Abstract
Appointment Scheduling is an increasingly challenging problem for service-centers, healthcare, production and transportation sector. Challenges include meeting growing demand and high expectation of service level among the customers and ensuring an efficient service system which reduces the expenditure related to idle times and underutilization of the system. The problem becomes more complicated in the presence of processing time uncertainty, varying from customer to customer. In this regard, Appointment Scheduling can improve the system efficiency drastically and significant savings can be achieved. Specially, in developed countries where expenditures are huge for service centres, a good appointment schedule is crucial.
In this study, a Robust Appointment Scheduling model is developed using Min-max Optimization to provide appointment dates for jobs which will be processed sequentially with a highly utilized single processor. When a job finishes earlier than the next job’s appointment date, the processor and the associated recourses remain idle until the next job’s appointment time resulting in underutilization of the system. Whereas if a job takes more time than assigned, the system experiences overage cost due to the waiting of the next jobs. Therefore, an optimal appointment schedule is required considering the trade-off between the underutilization and overtime of both the processor and the jobs. Our objective is to minimize the worst cost of the appointment schedule by minimizing earliness and tardiness of both the jobs and the processor for any realization of the processing durations.
The proposed methodology requires less information regarding the uncertain parameters and can provide optimal solution while only considering the extreme values of the uncertain processing durations. Hence, scenario realization and computational effort for the robust model have reduced to a great extent without loss of optimality compared to other modelling approaches. The robust model does not require to assign probabilities to the future uncertain instances and is therefore applicable to any probability distribution of the uncertain parameters.

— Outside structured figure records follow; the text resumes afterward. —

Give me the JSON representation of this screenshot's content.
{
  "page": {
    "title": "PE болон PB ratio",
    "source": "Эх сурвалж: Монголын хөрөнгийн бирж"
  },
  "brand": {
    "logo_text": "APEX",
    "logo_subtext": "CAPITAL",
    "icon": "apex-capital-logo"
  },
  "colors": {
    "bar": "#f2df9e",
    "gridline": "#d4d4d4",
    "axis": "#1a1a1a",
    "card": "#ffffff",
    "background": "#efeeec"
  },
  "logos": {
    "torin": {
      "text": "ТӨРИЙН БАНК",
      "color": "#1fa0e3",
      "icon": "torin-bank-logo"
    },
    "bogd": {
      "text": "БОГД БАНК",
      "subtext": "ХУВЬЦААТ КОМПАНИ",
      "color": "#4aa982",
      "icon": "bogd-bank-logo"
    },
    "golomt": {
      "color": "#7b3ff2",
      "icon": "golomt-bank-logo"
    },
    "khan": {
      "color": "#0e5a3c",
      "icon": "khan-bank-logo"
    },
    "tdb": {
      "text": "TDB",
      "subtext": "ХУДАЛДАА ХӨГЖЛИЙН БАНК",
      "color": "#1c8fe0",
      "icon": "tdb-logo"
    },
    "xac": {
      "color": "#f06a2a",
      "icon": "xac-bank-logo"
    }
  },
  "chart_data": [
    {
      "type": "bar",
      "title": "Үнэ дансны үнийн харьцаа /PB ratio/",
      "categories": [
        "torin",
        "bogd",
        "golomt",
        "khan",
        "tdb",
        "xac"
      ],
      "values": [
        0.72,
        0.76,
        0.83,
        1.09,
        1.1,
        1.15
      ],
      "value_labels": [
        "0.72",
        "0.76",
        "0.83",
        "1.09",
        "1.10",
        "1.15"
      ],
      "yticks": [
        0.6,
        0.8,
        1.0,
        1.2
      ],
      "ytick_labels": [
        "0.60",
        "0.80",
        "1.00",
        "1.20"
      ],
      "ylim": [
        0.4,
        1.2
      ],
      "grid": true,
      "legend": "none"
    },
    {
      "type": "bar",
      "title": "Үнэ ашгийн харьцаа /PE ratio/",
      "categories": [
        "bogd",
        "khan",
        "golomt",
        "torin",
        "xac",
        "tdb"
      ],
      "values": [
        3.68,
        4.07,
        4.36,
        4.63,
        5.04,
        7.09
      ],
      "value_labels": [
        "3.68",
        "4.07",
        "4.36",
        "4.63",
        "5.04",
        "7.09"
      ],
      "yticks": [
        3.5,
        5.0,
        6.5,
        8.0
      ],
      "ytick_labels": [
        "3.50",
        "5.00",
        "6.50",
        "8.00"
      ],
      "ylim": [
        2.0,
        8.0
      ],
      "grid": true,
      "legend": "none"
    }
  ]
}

At first a Non-linear Robust Appointment Scheduling model is developed. To remove the nonlinearity, a Mixed Integer Linear Programming model is proposed. Since the proposed Robust Appointment Scheduling model is NP- hard, an Iterative Search Procedure is provided for solving the lager instances of the problem in polynomial time. The objective of the Iterative Search Procedure is to selectively choose the scenarios that incur worst cost and then optimizing among those scenarios to provide an appointment schedule that will work well for all other scenarios. For finding the worst case scenario, a Dynamic Programming model is proposed which allows to find the worst case scenario among all the scenarios in time. Propositions that support the robust model are provided along with their theoretical proofs. Appointment scheduling of two case studies, a Dentist’s clinic and VIA Rail Canada, are performed. Both case studies exhibit high performance of the proposed robust model in terms of cost savings and computational efforts. This work will contribute both to the literature related to uncertainty handling in decision making and to the industries, which aim to achieve an efficient service system.